The process to complete revisions on both versions at the same time, which I recommend only to the most masochistic of bilingual writers, went something like this:

  1. Write the story in Dutch.
  2. Submit the Dutch version to the Harland Awards.
  3. Create an English translation.
  4. Submit the English translation to my online writers group, the Villa Diodati Expat Writers Workshop.
  5. Strand in 19th place in the Harland Awards, and receive a ton of harsh and not too useful feedback in the judges’ report.
  6. Receive a ton of similar, but useful feedback from Villa Diodati.
  7. Begin to edit the English version because the deadline for the Dutch version is approaching rapidly.
  8. Complete the edits to the English version in time for a final round of critique.
  9. Realize too late that I now need to track down all English-language edits in order to apply them to the Dutch version as well.

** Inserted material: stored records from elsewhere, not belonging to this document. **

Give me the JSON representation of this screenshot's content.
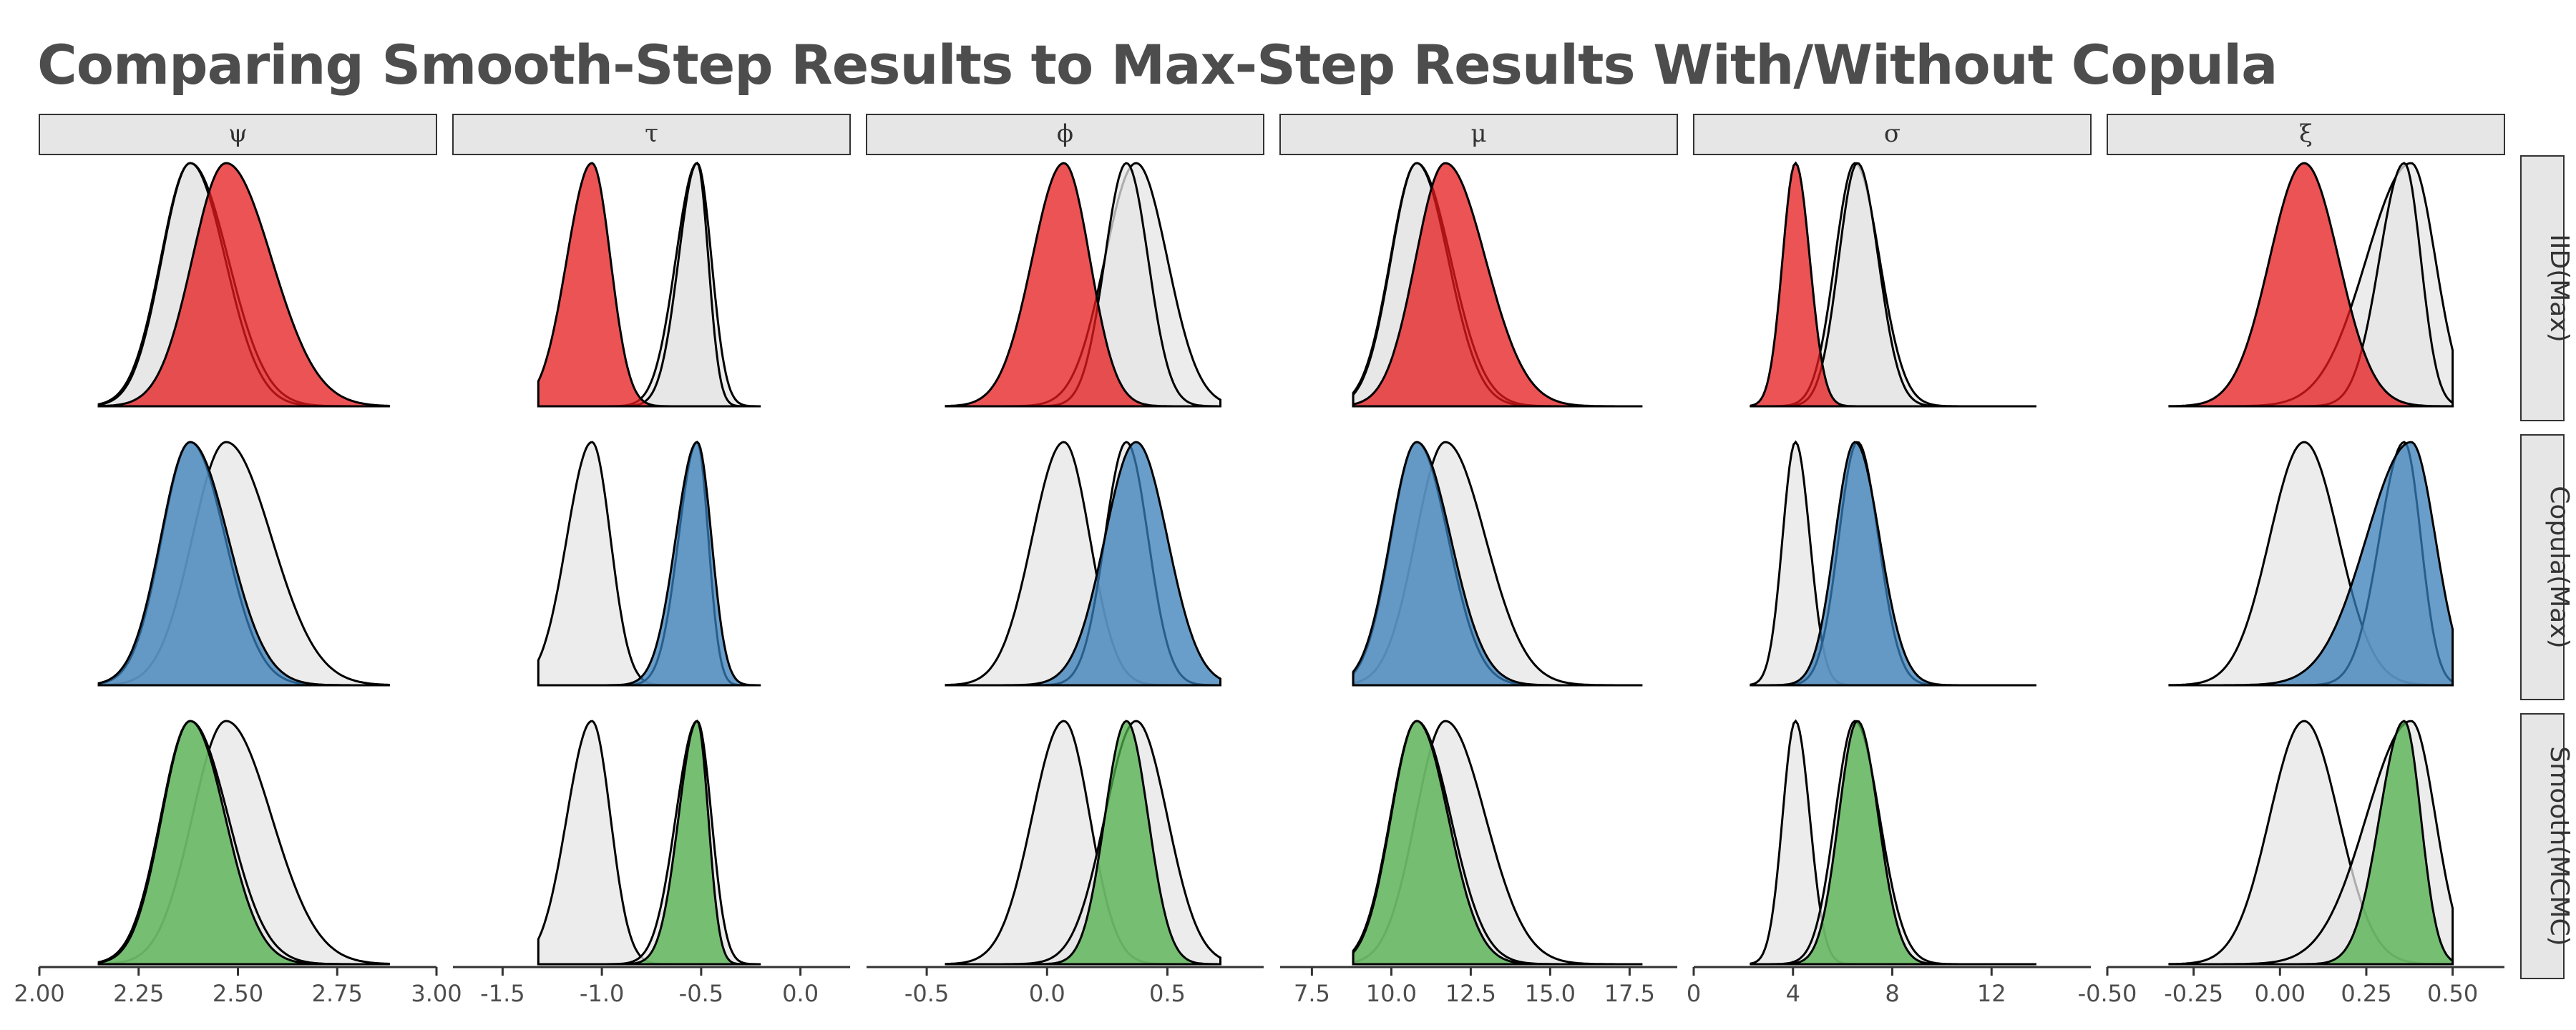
{
  "title": "Comparing Smooth-Step Results to Max-Step Results With/Without Copula",
  "colors": {
    "iid": "#e41a1c",
    "copula": "#377eb8",
    "smooth": "#4daf4a",
    "reference": "#e6e6e6",
    "strip_fill": "#e6e6e6"
  },
  "chart_data": {
    "type": "area",
    "chart_kind": "faceted density plot",
    "title": "Comparing Smooth-Step Results to Max-Step Results With/Without Copula",
    "grid": false,
    "legend": "none",
    "facet_columns": [
      {
        "label": "ψ",
        "xlim": [
          2.0,
          3.0
        ],
        "ticks": [
          2.0,
          2.25,
          2.5,
          2.75,
          3.0
        ],
        "tick_labels": [
          "2.00",
          "2.25",
          "2.50",
          "2.75",
          "3.00"
        ],
        "support": [
          2.15,
          2.88
        ],
        "densities": {
          "iid": {
            "mode": 2.47,
            "sd": 0.1,
            "skew": 0.3
          },
          "copula": {
            "mode": 2.38,
            "sd": 0.085,
            "skew": 0.25
          },
          "smooth": {
            "mode": 2.38,
            "sd": 0.08,
            "skew": 0.2
          }
        }
      },
      {
        "label": "τ",
        "xlim": [
          -1.75,
          0.25
        ],
        "ticks": [
          -1.5,
          -1.0,
          -0.5,
          0.0
        ],
        "tick_labels": [
          "-1.5",
          "-1.0",
          "-0.5",
          "0.0"
        ],
        "support": [
          -1.32,
          -0.2
        ],
        "densities": {
          "iid": {
            "mode": -1.05,
            "sd": 0.11,
            "skew": -0.3
          },
          "copula": {
            "mode": -0.52,
            "sd": 0.09,
            "skew": -0.4
          },
          "smooth": {
            "mode": -0.52,
            "sd": 0.075,
            "skew": -0.5
          }
        }
      },
      {
        "label": "ϕ",
        "xlim": [
          -0.75,
          0.9
        ],
        "ticks": [
          -0.5,
          0.0,
          0.5
        ],
        "tick_labels": [
          "-0.5",
          "0.0",
          "0.5"
        ],
        "support": [
          -0.42,
          0.72
        ],
        "densities": {
          "iid": {
            "mode": 0.07,
            "sd": 0.12,
            "skew": -0.2
          },
          "copula": {
            "mode": 0.37,
            "sd": 0.13,
            "skew": 0.0
          },
          "smooth": {
            "mode": 0.33,
            "sd": 0.09,
            "skew": 0.0
          }
        }
      },
      {
        "label": "μ",
        "xlim": [
          6.5,
          19.0
        ],
        "ticks": [
          7.5,
          10.0,
          12.5,
          15.0,
          17.5
        ],
        "tick_labels": [
          "7.5",
          "10.0",
          "12.5",
          "15.0",
          "17.5"
        ],
        "support": [
          8.8,
          17.9
        ],
        "densities": {
          "iid": {
            "mode": 11.7,
            "sd": 1.1,
            "skew": 0.3
          },
          "copula": {
            "mode": 10.8,
            "sd": 0.95,
            "skew": 0.25
          },
          "smooth": {
            "mode": 10.8,
            "sd": 0.9,
            "skew": 0.2
          }
        }
      },
      {
        "label": "σ",
        "xlim": [
          0.0,
          16.0
        ],
        "ticks": [
          0,
          4,
          8,
          12
        ],
        "tick_labels": [
          "0",
          "4",
          "8",
          "12"
        ],
        "support": [
          2.3,
          13.8
        ],
        "densities": {
          "iid": {
            "mode": 4.1,
            "sd": 0.55,
            "skew": 0.1
          },
          "copula": {
            "mode": 6.5,
            "sd": 0.9,
            "skew": 0.2
          },
          "smooth": {
            "mode": 6.6,
            "sd": 0.8,
            "skew": 0.1
          }
        }
      },
      {
        "label": "ξ",
        "xlim": [
          -0.5,
          0.65
        ],
        "ticks": [
          -0.5,
          -0.25,
          0.0,
          0.25,
          0.5
        ],
        "tick_labels": [
          "-0.50",
          "-0.25",
          "0.00",
          "0.25",
          "0.50"
        ],
        "support": [
          -0.32,
          0.5
        ],
        "densities": {
          "iid": {
            "mode": 0.07,
            "sd": 0.1,
            "skew": 0.0
          },
          "copula": {
            "mode": 0.38,
            "sd": 0.1,
            "skew": -0.6
          },
          "smooth": {
            "mode": 0.36,
            "sd": 0.06,
            "skew": -0.4
          }
        }
      }
    ],
    "facet_rows": [
      {
        "label": "IID(Max)",
        "key": "iid",
        "fill": "#e41a1c"
      },
      {
        "label": "Copula(Max)",
        "key": "copula",
        "fill": "#377eb8"
      },
      {
        "label": "Smooth(MCMC)",
        "key": "smooth",
        "fill": "#4daf4a"
      }
    ]
  }
}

  10. Bless Microsoft Word‘s Compare Documents feature and the fact that I still possessed both the Villa Diodati version and the revised version.
  11. Use the Compare result to identify all edits, and painstakingly apply them, with modifications if necessary, to the Dutch version.
  12. Complete the revision of the Dutch version this way.
  13. Get the results of the final critiques on the English version back.
  14. Apply the feedback to both versions simultaneously.
  15. Submit!

The only way I’m ever touching this story again is if an editor buys it and asks for edits. Other than that, I am now officially so sick of it that my doctor recommends I refrain from even looking at the file icon on disk.